POST DOC & LAB MANAGER
Gitte Joergensen: My primary interest is eye tracking and how to integrate eye movements with other measures such as fMRI and EEG. I work on a variety of experiments broadly related to language/reading comprehension, event representation, social communication, and emotion perception. I am also a research advocate for the Lobular Breast Cancer Alliance (LBCA) and have an interest in breast cancer research with a focus on quality of life.
Office: Arjona 308
Zac Ekves: Semantic and episodic memory integration during sentence processing, Event processing, and representation, Neural correlates of event processing and semantic/episodic memory integration.
Office: Arjona 302
Emily Yearling: I am interested in how event representation develops and how these representations bias the ways in which we perceive, understand, and interact with the world. Specifically, I use neuroimaging and behavioral methods to study how the brain processes changes in the state of objects we interact with in order to anticipate and facilitate future events.
Office: Arjona 311
Emma Wing: I work on the mapping between morphosyntax and the mental representation of events in which objects change state. I am interested in how grammatical categories (e.g., different tenses, participles, etc.) activate the content of event representations during sentence comprehension, and how this content changes depending on the syntactic environment. My recent work studies how adjectival passives (e.g., ‘the dried towel’) activate object-state representations, and how these representations are modified by degree adverbs (e.g., ‘the completely dried towel’).
Office: Arjona 302
Wesley Leong: I study how the brain understands events that are experienced through language (such as when someone tells you a story). I am primarily interested in what our brains do that allows us to mentally represent participants and actions in these events, and how that may differ from events that we experience first-hand. I intend to tackle these lines of research using a combination of behavioral, neuroimaging, and computational techniques.
Office: Arjona 302
Anika Veeraraghav is a cognitive science major and women’s, gender and sexuality studies minor on a pre-med track. She is interested in learning more about the brain and neural processes through techniques such as the EEG and fMRI machines. She plans on going to medical school with hopes of becoming a neurologist or a neurosurgeon.

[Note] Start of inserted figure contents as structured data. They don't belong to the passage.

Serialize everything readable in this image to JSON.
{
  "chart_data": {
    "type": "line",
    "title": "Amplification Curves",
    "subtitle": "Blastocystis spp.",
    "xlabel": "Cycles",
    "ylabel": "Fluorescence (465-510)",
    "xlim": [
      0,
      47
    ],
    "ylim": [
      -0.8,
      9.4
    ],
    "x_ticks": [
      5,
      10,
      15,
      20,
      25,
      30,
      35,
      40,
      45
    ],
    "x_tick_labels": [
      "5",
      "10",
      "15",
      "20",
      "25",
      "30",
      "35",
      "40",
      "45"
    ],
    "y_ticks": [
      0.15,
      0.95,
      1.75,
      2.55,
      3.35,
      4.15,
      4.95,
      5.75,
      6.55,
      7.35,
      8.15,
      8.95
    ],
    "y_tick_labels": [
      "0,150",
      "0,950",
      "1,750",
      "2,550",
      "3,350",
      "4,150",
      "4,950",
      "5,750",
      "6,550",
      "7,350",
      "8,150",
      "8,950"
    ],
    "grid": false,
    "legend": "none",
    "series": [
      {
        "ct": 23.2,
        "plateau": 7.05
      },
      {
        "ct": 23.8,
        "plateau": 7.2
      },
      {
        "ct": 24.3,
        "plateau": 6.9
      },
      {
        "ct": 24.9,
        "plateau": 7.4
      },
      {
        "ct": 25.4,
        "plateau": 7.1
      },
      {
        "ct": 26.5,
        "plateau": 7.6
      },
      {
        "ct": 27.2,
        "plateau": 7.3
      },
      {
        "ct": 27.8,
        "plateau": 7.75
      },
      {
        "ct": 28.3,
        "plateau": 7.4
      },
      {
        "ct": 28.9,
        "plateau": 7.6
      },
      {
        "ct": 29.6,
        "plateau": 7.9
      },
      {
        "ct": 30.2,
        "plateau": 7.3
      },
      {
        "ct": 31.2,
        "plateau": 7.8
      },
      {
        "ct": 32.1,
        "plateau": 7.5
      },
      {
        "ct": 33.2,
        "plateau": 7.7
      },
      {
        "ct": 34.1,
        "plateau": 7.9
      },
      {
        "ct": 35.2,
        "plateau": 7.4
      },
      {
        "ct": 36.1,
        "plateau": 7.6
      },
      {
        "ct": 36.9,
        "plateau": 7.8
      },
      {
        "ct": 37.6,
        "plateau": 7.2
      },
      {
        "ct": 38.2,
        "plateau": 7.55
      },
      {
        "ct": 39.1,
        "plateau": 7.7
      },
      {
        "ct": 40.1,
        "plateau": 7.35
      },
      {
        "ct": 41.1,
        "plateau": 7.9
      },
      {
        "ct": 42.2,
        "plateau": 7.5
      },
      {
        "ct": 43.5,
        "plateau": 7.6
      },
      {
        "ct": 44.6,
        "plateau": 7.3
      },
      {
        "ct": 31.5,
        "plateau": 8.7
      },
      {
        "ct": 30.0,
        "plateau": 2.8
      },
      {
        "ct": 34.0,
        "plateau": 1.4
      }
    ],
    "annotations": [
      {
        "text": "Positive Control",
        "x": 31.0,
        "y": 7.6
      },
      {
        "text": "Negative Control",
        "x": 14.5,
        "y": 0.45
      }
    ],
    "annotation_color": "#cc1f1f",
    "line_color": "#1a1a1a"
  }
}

Michael Bakutis is a biological sciences major on a pre-med track and is highly interested in getting more involved with academic research having to do with cognitive function and areas of the brain.
Lucy Jane Yap Arce is a psychological science major with a neuroscience minor on a pre-physician associate track. She is interested in neonatology and learning more about neurological disorders.
Valerie Kamyla Duque: I am a psychological science major thinking of minoring in women’s gender and sexuality studies. I am interested in learning more about the cognitive processes behind language, as well as using different techniques to measure brain activity such as the EEG and fMRI.
FORMER DOCTORAL STUDENTS
Kyra Krass: is interested in using behavioral and neuroimaging techniques to study sentence processing and event representation. Her current research seeks to find which object states are active in the brain when individuals process change of state verbs. She is also interested in what role anticipation and affordances play in sentence processing.
Yanina Prystauka: Are brain regions recruited for processing object state changes sensitive to the number of dimensions on which the change occurs? What is the effect of processing identical syntactic structures with different levels of semantic complexity on the working memory load? Do native and L2 speakers have similar mechanisms of morphosyntactic processing? I use converging evidence from psycholinguistics and syntax to study sentence processing and its neural correlates.